Théoriquement, les solutions des deux premières étapes assurent une réduction des accidents du travail au niveau requis, mais cela ne se produit pas. La troisième étape montre que l'humain est devenu le maillon le plus faible de la triade de la sécurité industrielle : « équipement-procédure-humain ».
La faible efficacité des tentatives visant à modifier le comportement humain est due au fait qu'elles découlent toutes des intérêts de l'entreprise et non de ceux du travailleur. Cela signifie qu'il convient aujourd'hui d'abandonner le paradigme obsolète de la relation entre l'organisation et le travailleur en tant que « système-outil de travail » pour passer à un nouveau paradigme « système-système ». Dans le cadre de ce nouveau paradigme pour la troisième étape, il est nécessaire de développer de nouveaux outils de gestion du comportement sécuritaire du personnel au niveau organisationnel de l'entreprise. L'une de ces tentatives a été entreprise par l'auteur sur la base du modèle « Système personnel de sécurité au travail consciente ».

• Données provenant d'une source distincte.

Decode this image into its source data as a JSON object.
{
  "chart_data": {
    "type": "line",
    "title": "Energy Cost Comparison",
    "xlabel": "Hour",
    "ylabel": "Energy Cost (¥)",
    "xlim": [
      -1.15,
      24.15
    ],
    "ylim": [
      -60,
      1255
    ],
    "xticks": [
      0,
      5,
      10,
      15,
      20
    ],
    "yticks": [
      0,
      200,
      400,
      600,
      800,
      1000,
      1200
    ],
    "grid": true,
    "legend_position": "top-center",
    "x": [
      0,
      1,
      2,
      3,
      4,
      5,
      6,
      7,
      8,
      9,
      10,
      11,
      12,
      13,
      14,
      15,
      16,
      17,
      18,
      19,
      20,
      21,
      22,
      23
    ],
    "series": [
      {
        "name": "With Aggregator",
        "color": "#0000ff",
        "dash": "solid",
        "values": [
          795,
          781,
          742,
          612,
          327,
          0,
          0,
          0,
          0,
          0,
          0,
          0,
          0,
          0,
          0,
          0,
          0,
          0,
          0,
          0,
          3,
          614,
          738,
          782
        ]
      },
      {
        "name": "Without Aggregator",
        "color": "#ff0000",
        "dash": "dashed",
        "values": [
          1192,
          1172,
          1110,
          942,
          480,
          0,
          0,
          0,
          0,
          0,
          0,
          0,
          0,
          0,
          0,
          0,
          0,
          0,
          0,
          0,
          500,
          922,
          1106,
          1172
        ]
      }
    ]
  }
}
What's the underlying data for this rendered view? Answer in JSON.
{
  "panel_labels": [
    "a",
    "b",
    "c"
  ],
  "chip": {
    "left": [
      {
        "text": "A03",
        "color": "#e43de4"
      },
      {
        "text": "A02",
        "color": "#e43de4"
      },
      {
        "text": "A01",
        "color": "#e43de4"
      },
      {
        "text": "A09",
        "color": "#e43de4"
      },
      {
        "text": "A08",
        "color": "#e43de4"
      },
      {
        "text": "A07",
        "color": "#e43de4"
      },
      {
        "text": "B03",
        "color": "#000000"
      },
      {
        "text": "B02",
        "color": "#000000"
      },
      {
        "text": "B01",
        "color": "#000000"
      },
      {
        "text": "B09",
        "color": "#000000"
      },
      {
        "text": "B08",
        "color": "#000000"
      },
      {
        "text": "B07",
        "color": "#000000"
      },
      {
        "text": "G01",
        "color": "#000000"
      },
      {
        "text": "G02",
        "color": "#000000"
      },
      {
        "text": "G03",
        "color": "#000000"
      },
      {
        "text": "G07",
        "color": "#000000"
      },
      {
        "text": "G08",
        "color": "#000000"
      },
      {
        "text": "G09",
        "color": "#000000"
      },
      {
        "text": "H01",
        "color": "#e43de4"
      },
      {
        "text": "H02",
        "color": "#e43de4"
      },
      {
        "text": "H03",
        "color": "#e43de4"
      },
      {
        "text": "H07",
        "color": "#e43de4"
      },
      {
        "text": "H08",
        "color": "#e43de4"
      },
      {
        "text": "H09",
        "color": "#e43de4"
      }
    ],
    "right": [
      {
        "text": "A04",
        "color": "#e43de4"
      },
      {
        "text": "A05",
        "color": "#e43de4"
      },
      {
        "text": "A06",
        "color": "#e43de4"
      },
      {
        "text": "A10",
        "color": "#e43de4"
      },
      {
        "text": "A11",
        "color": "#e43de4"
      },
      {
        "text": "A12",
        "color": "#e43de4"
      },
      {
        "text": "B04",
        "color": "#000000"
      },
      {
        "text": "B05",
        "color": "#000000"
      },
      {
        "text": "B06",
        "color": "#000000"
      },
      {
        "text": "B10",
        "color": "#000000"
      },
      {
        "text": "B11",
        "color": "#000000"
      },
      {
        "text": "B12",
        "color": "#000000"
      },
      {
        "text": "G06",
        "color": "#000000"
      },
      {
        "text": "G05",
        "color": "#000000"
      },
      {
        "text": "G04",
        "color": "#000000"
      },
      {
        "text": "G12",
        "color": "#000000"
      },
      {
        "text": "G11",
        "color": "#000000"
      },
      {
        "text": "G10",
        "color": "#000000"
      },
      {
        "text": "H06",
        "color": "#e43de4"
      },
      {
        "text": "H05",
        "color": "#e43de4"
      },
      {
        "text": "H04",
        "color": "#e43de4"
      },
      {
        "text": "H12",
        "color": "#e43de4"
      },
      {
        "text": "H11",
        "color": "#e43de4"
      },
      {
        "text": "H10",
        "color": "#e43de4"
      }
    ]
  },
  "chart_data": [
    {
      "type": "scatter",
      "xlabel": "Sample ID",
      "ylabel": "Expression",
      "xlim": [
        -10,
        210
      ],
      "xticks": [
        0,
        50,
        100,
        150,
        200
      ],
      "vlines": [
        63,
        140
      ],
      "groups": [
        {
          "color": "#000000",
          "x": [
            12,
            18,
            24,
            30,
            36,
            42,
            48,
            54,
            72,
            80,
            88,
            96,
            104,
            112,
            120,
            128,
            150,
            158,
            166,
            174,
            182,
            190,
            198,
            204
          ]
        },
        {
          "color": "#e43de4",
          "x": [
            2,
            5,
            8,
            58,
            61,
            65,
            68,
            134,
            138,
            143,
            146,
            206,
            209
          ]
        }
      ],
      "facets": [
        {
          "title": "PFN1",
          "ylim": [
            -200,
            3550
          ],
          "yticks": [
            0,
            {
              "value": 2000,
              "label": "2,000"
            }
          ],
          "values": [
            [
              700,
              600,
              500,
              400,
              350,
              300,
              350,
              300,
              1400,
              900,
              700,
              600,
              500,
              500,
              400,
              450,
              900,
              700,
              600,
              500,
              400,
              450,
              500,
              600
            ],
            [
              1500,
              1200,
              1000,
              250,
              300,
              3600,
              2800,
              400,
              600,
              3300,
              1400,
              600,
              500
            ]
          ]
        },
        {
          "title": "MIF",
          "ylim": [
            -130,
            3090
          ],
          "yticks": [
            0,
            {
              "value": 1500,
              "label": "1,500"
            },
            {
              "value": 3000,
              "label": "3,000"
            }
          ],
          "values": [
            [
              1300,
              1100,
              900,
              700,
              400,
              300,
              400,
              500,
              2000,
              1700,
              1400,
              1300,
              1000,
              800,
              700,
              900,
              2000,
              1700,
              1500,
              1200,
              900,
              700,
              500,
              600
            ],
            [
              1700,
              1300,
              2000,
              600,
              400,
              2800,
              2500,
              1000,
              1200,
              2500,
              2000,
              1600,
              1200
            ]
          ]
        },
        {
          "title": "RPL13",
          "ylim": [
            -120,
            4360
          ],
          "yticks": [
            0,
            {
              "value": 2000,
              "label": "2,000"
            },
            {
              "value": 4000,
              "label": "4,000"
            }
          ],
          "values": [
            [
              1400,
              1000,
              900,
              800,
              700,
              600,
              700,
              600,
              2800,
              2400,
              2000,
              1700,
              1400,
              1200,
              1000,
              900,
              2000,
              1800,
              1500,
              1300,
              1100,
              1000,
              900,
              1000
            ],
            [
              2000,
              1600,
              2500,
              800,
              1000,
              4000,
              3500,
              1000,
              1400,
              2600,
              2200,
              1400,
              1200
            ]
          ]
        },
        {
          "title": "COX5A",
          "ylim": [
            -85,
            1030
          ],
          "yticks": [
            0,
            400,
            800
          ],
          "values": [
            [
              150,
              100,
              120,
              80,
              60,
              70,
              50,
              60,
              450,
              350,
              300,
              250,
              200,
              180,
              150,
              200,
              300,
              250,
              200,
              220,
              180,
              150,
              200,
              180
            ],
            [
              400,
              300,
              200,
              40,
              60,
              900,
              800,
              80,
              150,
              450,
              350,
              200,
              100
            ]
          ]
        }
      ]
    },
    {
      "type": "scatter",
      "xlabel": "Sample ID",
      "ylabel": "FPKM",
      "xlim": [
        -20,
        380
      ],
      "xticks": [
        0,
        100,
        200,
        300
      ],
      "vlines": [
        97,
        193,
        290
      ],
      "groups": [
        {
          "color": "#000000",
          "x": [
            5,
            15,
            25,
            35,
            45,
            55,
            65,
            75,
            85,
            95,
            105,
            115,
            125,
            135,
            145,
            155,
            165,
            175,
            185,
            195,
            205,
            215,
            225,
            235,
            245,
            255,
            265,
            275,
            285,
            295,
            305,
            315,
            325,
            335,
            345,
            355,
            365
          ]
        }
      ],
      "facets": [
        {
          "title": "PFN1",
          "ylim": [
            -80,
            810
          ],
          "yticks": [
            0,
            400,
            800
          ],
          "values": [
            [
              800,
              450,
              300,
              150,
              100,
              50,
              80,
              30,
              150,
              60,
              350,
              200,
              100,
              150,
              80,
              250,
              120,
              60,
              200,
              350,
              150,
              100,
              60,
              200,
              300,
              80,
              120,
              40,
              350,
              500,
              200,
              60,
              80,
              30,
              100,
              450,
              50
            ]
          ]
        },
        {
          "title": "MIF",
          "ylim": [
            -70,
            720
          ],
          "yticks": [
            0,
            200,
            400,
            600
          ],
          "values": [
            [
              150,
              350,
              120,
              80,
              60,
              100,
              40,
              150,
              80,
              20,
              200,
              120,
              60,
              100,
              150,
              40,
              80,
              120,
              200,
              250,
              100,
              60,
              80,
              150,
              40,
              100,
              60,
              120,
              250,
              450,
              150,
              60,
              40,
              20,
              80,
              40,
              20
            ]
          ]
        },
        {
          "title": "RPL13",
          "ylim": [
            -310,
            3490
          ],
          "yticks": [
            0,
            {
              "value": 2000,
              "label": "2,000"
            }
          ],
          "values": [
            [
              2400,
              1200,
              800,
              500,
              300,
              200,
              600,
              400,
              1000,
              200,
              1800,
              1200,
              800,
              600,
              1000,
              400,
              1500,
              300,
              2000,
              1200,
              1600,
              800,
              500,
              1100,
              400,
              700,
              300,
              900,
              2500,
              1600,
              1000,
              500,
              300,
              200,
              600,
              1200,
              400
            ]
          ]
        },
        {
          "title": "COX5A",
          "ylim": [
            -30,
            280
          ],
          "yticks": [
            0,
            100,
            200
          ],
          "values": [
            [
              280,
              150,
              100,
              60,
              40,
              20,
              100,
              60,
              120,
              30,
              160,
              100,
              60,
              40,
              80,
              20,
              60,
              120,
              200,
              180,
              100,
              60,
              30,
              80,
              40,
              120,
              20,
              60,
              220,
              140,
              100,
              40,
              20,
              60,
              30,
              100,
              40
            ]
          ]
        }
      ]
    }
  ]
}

Cependant, même une résolution réussie du problème de la sécurité au travail à la troisième étape ne garantit pas l'élimination totale des accidents : même si le travailleur exclut toute violation consciente des règles de sécurité, il peut toujours commettre des violations involontaires ou des erreurs.
Il est évident qu'avec le développement des technologies informatiques et de l'information, le problème des violations involontaires et des erreurs sera résolu lors de la quatrième étape. Le début de l'application massive des systèmes de sécurité intelligents est attendu dans le deuxième quart du XXIe siècle.